Though Ugetsu is often most often called a ghost story, there are actually two narratives running concurrently throughout.
Kenji Mizoguchi’s Ugetsu (1953) is a story that rests upon the notion that the follies of mankind could lead to ruination, but it’s within human nature to push onward. Often cited as one of the best films ever made, Ugetsu is based on short stories by acclaimed Japanese writer Akinari Ueda as well as Guy de Maupassant. Best known for a trio of films he made in the ‘50s for which he won prizes at Venice Film Festival three years in a row (including The Life of Oharu and Sansho the Bailiff) Mizoguchi’s Ugetsu is the least miserabilist of the triumvirate and most-lauded.
Ugestu gets it central ghost story from Ueda’s 18th century tales, which Mizoguchi admired because they focused on the lives and conditions of common people forced to survive during conflict. From his French source, Mizoguchi pulled a story about a commoner who would do anything to achieve a better station in life, even at the expense of his family.
Though Ugetsu is often most often called a ghost story, there are actually two narratives running concurrently throughout. The first story focuses on Genjuro (Masayuki Mori), a down-on-his-luck potter who begins to turn a profit when the forces taking part in the civil war begin to purchase his wares. Seduced by this new income, Genjuro decides to take to the road to get richer, despite the protestations of his wife, Miyagi (Kinuyo Tanaka). The second narrative concerns Genjuro’s assistant Tobei (Sakae Ozawa), who sets off to become a samurai, despite having no combat skills. Both of these men are possessed by dreams of transcending their station, and even though their wives beg them to stay, both set out to find glory.
This a lose-lose situation for Genjuro, Tobei and their families. They could fail and come home empty-handed. They could be killed on the road. Even worse, they could remain in their homes and perish if a marauding enemy army decides to pillage. So, the families leave the village in search of a better life.
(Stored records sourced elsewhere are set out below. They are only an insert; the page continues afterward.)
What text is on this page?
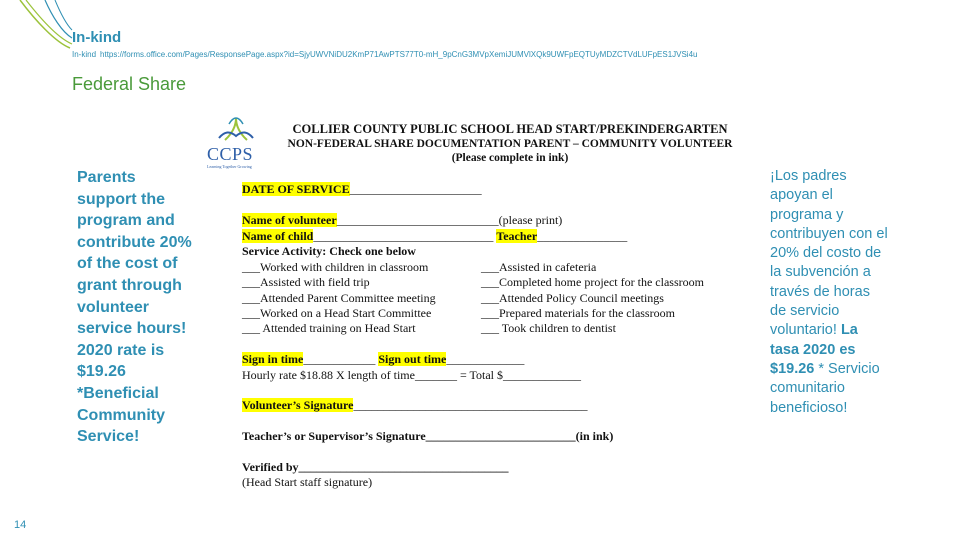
In-kind
In-kind https://forms.office.com/Pages/ResponsePage.aspx?id=SjyUWVNiDU2KmP71AwPTS77T0-mH_9pCnG3MVpXemiJUMVlXQk9UWFpEQTUyMDZCTVdLUFpES1JVSi4u
Federal Share
Parents support the program and contribute 20% of the cost of grant through volunteer service hours! 2020 rate is $19.26 *Beneficial Community Service!
¡Los padres apoyan el programa y contribuyen con el 20% del costo de la subvención a través de horas de servicio voluntario! La tasa 2020 es $19.26 * Servicio comunitario beneficioso!
CCPS
Learning Together Growing
COLLIER COUNTY PUBLIC SCHOOL HEAD START/PREKINDERGARTEN
NON-FEDERAL SHARE DOCUMENTATION PARENT – COMMUNITY VOLUNTEER
(Please complete in ink)
DATE OF SERVICE______________________
Name of volunteer___________________________(please print)
Name of child______________________________ Teacher_______________
Service Activity: Check one below
___Worked with children in classroom
___Assisted with field trip
___Attended Parent Committee meeting
___Worked on a Head Start Committee
___ Attended training on Head Start
___Assisted in cafeteria
___Completed home project for the classroom
___Attended Policy Council meetings
___Prepared materials for the classroom
___ Took children to dentist
Sign in time____________ Sign out time_____________
Hourly rate $18.88 X length of time_______ = Total $_____________
Volunteer’s Signature_______________________________________
Teacher’s or Supervisor’s Signature_________________________(in ink)
Verified by___________________________________
(Head Start staff signature)
14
Soon, we arrive at one of the film’s most beloved sequences. The families reach a foggy lake. Genjuro leaves his wife and child behind, setting out with Tobei and his wife, Ohama (Mitsuko Mito). It’s an eerie night and, soon, an empty ship floats out of the gloom. However, rather than be piloted by a ghost, we soon discover a dying man rests inside the craft’s body. The man warns them to turn back, that danger awaits. However, they dismiss his caveats and press on.
Soon, each man will have his own harrowing adventure, one supernatural and the other very much mundane. Though both of the men will suffer, their wives end up suffering more. Mizoguchi’s films often concerned the plight of women in Japan, and even though Tobei and Genjuro are cast into dire situations, Miyagi and Ohama lose their lives and their virtue, respectively. Although the director’s other films deal more directly with the travails of women in feudal Japan, especially Oharu, Ugetsu still contains a sensitive portrayal of its female characters.
What makes Ugetsu so transcendent is the tenderness Mizoguchi imbues throughout his story. After finally returning to this village at the end of the film, Genjuro has a second supernatural experience, one that is bittersweet and devastating. By the time its emotional, quiet climax comes to pass, it is obvious why Ugetsu is considered one of the best films of all time, in any language.